Alors que de nombreuses augures symboliques, enluminées par quelques catastrophes bien réelles, présagent d’un grand bouleversement dans l’ordre instable du monde, Ted Benteley, ingénieur « sous serment » de l’Oiseau-Lyre, se réjouit d’enfin échapper aux industries de la Colline, après 13 ans de stratagèmes avortés pour échapper aux serres de l’Oiseau-Lyre.
Avant de s’interroger plus avant sur ses raisons de vouloir échapper au « système des Collines », et notamment de savoir si ses raisons sont « bonnes », il nous faut observer la façon dont il va se saisir de cette opportunité inespérée, mais apparemment prévisible si l’on s’en remet aux Augures.
Et de la façon qu’il a de saisir sa chance, nous pourront répondre à l’interrogation principale de l’ensemble des habitants du monde de Loterie Solaire : « A-t-on mérité sa chance ? ».
Ted Benteley, face à l’énorme opportunité qui s’offre à lui, alors qu’elle est un calvaire pour tant d’autres, est-il dans son bon droit de s’en saisir ? Et selon comment il s’en saisit, comment pourra-t-on juger qu’il mérite cette seconde chance, celle qu’il s’évertue à provoquer après l’occurrence de la première ?
Cette question est loin d’être vaine, elle est même cruciale de part sa rareté. Car la rupture de son allégeance à l’Oiseau-Lyre n’est pas seulement la fin d’un cycle routinier, elle n’est pas que l’étape transitoire vers un ordre nouveau. Plus fondamentalement, cette rupture est révolutionnaire, car elle est souhaitée et désirée, avant et/ou après coup. Elle désordonne l’existence de Ted Benteley que le hasard avait autrefois pris le soin d’ordonner. Au point que finalement cette force hasardeuse soit le revers d’un puissant hasard.

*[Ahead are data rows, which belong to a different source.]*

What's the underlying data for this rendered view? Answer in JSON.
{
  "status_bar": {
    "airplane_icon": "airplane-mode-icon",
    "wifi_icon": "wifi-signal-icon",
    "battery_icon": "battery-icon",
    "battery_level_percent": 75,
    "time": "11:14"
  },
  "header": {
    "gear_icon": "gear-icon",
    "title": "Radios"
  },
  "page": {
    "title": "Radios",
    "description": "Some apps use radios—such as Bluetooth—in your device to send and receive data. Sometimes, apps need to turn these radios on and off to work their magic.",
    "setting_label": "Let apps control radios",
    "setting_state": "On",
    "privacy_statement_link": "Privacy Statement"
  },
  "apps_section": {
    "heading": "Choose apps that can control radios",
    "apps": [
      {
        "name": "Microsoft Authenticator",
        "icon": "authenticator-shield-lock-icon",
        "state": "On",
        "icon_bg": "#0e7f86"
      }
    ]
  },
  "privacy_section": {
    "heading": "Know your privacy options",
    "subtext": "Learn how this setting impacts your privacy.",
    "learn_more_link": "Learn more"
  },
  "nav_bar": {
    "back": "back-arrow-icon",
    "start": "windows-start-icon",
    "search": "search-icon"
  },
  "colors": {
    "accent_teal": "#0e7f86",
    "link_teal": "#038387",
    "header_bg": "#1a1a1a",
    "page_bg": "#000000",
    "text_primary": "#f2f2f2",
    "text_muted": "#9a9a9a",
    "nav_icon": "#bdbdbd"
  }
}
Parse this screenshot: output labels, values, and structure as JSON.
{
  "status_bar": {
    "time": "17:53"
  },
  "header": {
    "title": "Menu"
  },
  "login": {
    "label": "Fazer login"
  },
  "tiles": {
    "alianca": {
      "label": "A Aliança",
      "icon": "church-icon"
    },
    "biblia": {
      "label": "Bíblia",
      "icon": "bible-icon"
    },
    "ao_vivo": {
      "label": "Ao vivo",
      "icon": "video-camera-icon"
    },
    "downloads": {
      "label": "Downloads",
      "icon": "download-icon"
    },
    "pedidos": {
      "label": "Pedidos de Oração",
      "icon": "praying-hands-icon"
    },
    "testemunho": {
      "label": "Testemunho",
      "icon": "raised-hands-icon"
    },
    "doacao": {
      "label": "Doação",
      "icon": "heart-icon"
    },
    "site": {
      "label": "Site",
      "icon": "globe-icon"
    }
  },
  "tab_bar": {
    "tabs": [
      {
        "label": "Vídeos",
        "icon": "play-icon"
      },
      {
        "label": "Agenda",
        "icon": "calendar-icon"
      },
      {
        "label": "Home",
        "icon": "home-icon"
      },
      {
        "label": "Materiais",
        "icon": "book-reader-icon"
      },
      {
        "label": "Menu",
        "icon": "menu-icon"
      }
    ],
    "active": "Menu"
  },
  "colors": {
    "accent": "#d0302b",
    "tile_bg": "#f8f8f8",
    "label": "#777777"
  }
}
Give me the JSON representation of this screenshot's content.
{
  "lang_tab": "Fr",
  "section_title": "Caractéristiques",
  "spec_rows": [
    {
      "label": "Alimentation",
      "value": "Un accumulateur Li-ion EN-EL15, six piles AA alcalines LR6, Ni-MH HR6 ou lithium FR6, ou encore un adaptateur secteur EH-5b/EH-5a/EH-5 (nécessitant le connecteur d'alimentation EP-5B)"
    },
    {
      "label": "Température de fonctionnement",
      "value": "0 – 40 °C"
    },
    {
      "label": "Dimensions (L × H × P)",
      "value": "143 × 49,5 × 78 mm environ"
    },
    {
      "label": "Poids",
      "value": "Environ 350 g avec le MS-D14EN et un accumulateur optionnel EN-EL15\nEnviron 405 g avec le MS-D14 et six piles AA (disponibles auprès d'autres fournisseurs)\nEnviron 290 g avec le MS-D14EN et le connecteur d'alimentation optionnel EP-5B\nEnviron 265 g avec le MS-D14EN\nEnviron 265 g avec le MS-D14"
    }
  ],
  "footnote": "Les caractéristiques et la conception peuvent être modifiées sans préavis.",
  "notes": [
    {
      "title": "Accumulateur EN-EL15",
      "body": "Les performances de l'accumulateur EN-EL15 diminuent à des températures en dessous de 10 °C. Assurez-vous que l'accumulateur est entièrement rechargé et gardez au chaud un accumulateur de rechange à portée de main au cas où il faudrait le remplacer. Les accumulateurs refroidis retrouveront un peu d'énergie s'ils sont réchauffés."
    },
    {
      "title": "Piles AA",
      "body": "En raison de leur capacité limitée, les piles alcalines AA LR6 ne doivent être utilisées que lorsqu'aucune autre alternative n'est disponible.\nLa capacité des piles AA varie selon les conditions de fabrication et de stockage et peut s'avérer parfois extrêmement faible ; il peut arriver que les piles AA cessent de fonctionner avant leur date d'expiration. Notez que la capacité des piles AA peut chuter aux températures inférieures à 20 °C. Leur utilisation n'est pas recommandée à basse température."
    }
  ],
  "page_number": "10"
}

Or, cette fracture presque métaphysique, qui consacre l’affrontement entre l’ordre du hasard et le hasard désorganisateur, ouvre une brèche suffisamment grande dans le continuum déterminant du réel, pour entrevoir la possibilité de s’extirper du réel et de ses contraintes, comme si, à travers cette brèche, l’antimatière s’infiltrait dans le monde matériel, pour briser les chaînes moléculaires qui nous ont constitué au passé, qui nous relient au monde présent, et qui nous construiront dans le futur. En définitive, les failles du Hasard, elles-mêmes fruit du Hasard, sont les artefacts les plus puissants quand il s’agit d’espérer échapper au moins à certaines déterminations qui définissent notre existence (#déterminisme)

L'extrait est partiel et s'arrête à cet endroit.